TPIR/EXPERT - UN EXPERT FRANÇAIS DRESSE UN
BILAN MITIGE DU TPIR
Arusha, 27 juin 2005 (FH)- Le sociologue français,
André Guichaoua, un des meilleurs témoins experts de l’accusation au
Tribunal pénal international (TPIR) dresse un bilan mitigé de
l’institution, dans une interview parue lundi dans le journal Le Monde.
Le professeur Guichoua s’interroge notamment sur les critères présidant au
choix de personnes inculpées par le TPIR.

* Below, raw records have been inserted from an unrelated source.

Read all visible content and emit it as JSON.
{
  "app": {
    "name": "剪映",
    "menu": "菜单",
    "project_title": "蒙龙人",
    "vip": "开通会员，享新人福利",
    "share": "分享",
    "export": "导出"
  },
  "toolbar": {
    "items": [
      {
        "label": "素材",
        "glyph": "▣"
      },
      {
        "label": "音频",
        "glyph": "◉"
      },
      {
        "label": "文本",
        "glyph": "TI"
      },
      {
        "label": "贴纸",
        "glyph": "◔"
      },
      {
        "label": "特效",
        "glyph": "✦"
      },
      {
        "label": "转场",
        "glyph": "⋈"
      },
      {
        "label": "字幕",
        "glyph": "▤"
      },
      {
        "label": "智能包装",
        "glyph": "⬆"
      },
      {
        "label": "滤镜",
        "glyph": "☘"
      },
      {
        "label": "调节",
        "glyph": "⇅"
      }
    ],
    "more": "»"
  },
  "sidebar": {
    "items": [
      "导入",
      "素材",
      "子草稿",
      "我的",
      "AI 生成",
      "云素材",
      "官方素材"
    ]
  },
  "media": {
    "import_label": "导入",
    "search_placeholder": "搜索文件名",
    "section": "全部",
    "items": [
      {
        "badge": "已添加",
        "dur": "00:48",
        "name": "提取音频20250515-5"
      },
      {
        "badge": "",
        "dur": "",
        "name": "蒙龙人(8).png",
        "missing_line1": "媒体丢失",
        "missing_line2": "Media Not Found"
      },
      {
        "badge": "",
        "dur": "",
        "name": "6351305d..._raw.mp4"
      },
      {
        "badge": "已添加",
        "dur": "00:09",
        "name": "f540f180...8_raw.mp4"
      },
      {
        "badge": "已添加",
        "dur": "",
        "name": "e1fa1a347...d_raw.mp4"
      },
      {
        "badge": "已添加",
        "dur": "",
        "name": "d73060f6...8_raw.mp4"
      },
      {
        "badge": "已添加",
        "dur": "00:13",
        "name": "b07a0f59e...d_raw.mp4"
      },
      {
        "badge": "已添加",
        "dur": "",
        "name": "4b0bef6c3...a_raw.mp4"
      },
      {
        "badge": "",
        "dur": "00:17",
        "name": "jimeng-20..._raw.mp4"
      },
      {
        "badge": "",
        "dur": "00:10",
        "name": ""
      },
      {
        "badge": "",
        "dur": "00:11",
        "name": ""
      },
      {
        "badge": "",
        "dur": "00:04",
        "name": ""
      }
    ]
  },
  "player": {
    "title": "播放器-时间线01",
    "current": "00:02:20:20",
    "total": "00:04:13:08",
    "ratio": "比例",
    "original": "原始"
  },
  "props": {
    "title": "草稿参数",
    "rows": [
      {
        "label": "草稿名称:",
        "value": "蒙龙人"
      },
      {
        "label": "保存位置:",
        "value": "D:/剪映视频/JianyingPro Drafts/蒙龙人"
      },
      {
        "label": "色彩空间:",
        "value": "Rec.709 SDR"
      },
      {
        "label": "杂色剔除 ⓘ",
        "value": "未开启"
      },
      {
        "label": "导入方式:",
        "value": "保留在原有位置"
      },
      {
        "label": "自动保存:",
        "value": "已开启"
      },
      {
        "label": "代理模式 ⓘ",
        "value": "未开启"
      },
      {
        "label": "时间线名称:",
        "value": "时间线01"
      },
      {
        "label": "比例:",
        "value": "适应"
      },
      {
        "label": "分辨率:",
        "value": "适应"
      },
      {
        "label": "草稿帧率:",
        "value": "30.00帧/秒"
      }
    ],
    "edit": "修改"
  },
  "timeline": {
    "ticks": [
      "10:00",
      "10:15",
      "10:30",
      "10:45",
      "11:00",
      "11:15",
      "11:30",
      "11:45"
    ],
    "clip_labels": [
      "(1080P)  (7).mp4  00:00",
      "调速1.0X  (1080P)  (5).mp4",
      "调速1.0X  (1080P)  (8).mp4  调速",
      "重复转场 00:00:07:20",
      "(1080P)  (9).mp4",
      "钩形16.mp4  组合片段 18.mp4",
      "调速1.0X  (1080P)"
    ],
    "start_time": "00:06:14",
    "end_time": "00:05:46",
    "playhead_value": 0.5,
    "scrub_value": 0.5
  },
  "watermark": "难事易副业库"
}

Le tribunal a prononcé à ce jour 22 condamnations et 3 acquittements. Vingt-
cinq accusés sont en procès, 16 autres attendent l’ouverture de leurs procès,
14 sont en fuite.
«Le TPIR n'a jamais exposé publiquement les critères précis qui auraient
présidé à ses choix. Et la localisation et les arrestations effectives des
accusés lui échappent largement», estime le sociologue.
«Sa politique apparaît ainsi à l'extérieur comme relevant d'un quasi
bricolage», dénonce l’expert. Ce «bricolage» profite, selon Guichaoua,
à «ceux qui ont déployé les efforts adéquats pour bénéficier de
protections, de caches sûres, de changements d'identité, et brouiller les
pistes en attendant que le tribunal ferme ses portes», déclare l’expert.
Le TPIR doit terminer fin 2008 les procès en première instance.
Officiellement, les enquêtes ont été closes à la fin de l’année dernière.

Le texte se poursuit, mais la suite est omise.